И вот в этот странный воскресный вечер они принялись за псалом из «Песен Сиона». «Взглянув на себя, ощущаю я ужас, ведь жалкий, потерянный агнец я лишь»,
— пели они, а пронзительный, жалобный голос Юсефины звучал во главе преклонившей колено паствы. Ее голос выделялся даже в крупных собраниях. Она прославилась в округе резким голосом и тем, как свободно им пользовалась. Голос звонко, скорбно и жалобно скользил по ступеням мелодии с плавной неумолимостью, привычной в вестерботтенской юдоли, перекрывал все и был душераздирающим. «Взглянув на тебя, исполняюсь надежды, навстречу заблудшим, Господь, ты спешишь», — пела она отчаянным жалобным голосом, а папа Карл Вальфрид смущенно бурчал вслед за ней, как лодка, прицепленная к пароходу и беспомощно болтающаяся на волнах. Сыновья вежливо мычали в такт. Никто из них особо часто этот псалом не пел; его скорее отыскали и выбрали ради текста, потому что ведущая церемонии в глубине души почувствовала, что автор псалма обращался напрямую к маленькой воровке, дочери пианистки из Карелии. Но песня была сложной и незнакомой, звонкий, набожный голос Юсефины прокладывал дорогу вперед, пока остальные пытались прислушаться и разобраться в мелодии.«Взглянув на себя, я впадаю в унынье, ведь бремя греха мне тянуть нету сил».
Никанор пел, низко и, по-видимому, с чувством праведности склонившись над стулом, а сам краем глаза напряженно выжидающе поглядывал на Эву-Лийсу.
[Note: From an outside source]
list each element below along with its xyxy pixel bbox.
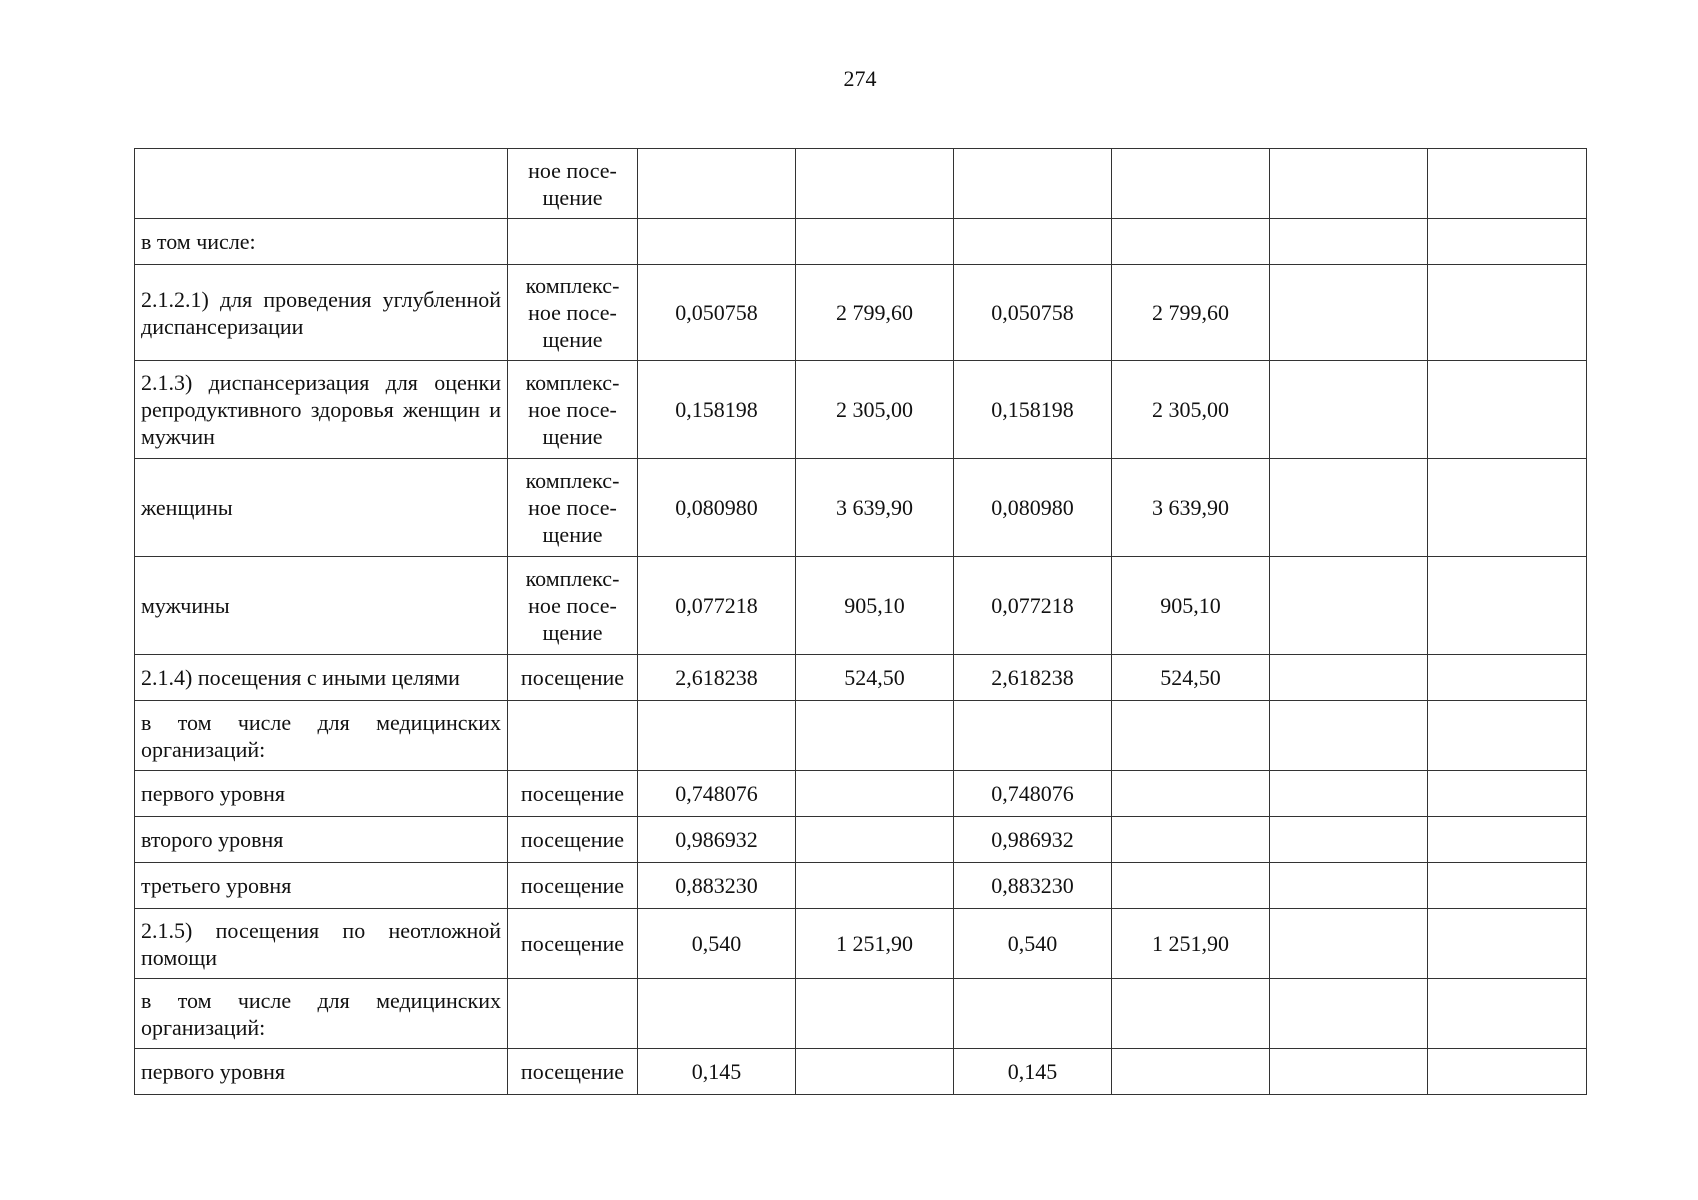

Она сидела с закрытыми глазами, наклонившись вперед.
Ее лицо казалось сморщенным, как в судороге, губы вяло двигались, словно она пыталась подпевать, хотя в глубине души не хотела или не могла себя заставить. «Взгляну на тебя, и тревога исчезнет, Спаситель мой, все ты грехи искупил».
Затем Юсефина Маркстрём начала молитву:
— Дорогой Иисус, —
произнесла она на чистом шведском тем чрезвычайно шведским голосом, который иногда использовала для особых случаев и который в глазах детей всегда придавал ее словам более серьезный, священный тон, — дорогой Иисус, ты видишь, Эва-Лийса согрешила. Будь милостив, обернись к ней и смой грехи ее кровью Агнца. Она украла и припрятала деньги, и не созналась в обмане, и швырнула монетку на стол (она почти сразу начала сбиваться и переходить на диалект, как будто местный говор, как строптивый конь, нехотя подчинялся церковному шведскому и лишь вначале изволил соответствовать торжественности ситуации), и вот мы молим тебя, дорогой Иисус, в милости твоей сжалиться над сим дитем, свершившим столь тяжкий грех и едва способным понять, как она согрешила. За этими словами последовала пауза, Юсефина смахнула первые слезы и одновременно, похоже, воспользовалась случаем привести речь в порядок, чтобы та больше походила на ту торжественную манеру говорить, в народе именуемую «швенским». — Дорогой Иисус, — продолжила она с той же огромной серьезностью и искренностью, ты не оставляешь нас несчастных в нашей нужде и наверняка знаешь, как сложно прокормить все эти голодные рты, но мы трудимся с утра до ночи в поте лица и терпим невзгоды, но, дорогой господь Иисус, ты сам знаешь, что воровать — такого с нами не случалось! Нет уж, вот воровать никогда не воровали, никогда!И тут в звенящей тишине кухни Никанор услышал, как папа Карл Вальфрид невнятным голосом заискивающе поддакнул: «Нет, это правда так и есть, никогда не воровали!»